The process forms the basis for tapping into an enormous market over the next decade: demand worldwide is forecast at more than 100 EUV systems per year, amounting to a market volume of over one billion Euros for the EUV optics. Even more important is the influence on the entire semiconductor industry (annual sales currently more than 200 billion Euros) whose technological process and growth is guaranteed for numerous years by the EUV technology.

High-technology creates Jobs
Together with partner ASML of the Netherlands, Carl Zeiss SMT has advanced over the past decade to become a global market leader in the area of optical lithography. In the mid 1990s, Carl Zeiss SMT increased sales more than tenfold from 80 million Euros to 860 million Euros. At the same time, the number of employees similarly rose meanwhile to around 2,400. Moreover, in the Swabian mountains, the world’s most state-of-the-art factory for lithography optics has been built. The EUV technology secures existing high-tech jobs and promotes further growth in the coming decade.

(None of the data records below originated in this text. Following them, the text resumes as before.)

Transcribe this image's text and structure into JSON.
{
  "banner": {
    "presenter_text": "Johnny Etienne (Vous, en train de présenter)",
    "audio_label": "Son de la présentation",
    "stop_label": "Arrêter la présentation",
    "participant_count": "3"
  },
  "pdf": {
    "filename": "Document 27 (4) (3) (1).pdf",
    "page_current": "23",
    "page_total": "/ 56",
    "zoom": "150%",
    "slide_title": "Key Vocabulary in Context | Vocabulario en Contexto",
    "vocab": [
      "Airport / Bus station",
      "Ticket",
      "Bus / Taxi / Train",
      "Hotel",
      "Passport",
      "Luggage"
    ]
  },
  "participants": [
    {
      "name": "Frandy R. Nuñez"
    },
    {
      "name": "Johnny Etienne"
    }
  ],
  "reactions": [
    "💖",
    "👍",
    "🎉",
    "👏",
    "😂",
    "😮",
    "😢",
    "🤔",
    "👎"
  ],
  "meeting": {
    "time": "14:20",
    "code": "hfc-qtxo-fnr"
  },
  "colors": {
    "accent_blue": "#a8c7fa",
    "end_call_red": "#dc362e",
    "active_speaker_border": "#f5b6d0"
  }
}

The ten-year development period of the new EUV optics entailed considerable investment: over 100 million Euros went into work at Carl Zeiss SMT. Major technological steps forward were made within the scope of EU development projects and of the German Federal Ministry for Education and Research.

With the building of the EUV Alpha Demo Tool that is currently without equal worldwide, ASML and Carl Zeiss SMT have reinforced their position as technology leaders and gained a considerable development edge over Japanese competitors who will not complete comparable systems before the end of 2007. This leading position is secured by more than 50 patent applications (more than 20 patents have already been granted).

The EUV technology at Carl Zeiss SMT was developed through the years by a team of more than 100 scientists and engineers. Major contributions were also made by a network of cooperation partners. Specific mention must be made of the radiometry lab of the Physikalisch-Technischen Bundesanstalt at the BESSY-2-Synchrotron in Berlin, the Fraunhofer Institute IWS in Dresden, the Johannes Heidenhain company in Traunreuth, the Institutes FOM Rijnhuizen and TNO Delft in the Netherlands, as well as the companies ASML and Philips.

Three individuals have been nominated to represent these teams for the German Future Prize. Winfried Kaiser initiated EUV development in the mid-1990s and promoted it in Germany and throughout Europe, laying the foundation for its worldwide acceptance. Dr. Peter Kürz hads headed the EUV program at Carl Zeiss SMT since 1999; he is responsible for development and manufacturing of the EUV optics. Dr. Martin Lowisch, as system engineer, is responsible for the technical design of the optical system and coordinating system specifications with ASML and clients.

The right to nominate candidates for the German Future Prize (Deutscher Zukunftspreis) is granted to leading German institutes in science and industry, as well as foundations.

The project “Revolutionary Optics for Production of the Computer Chip of the Future” was nominated by the Federation of German Industries (BDI, Bundesverband der Deutschen Industrie e.V).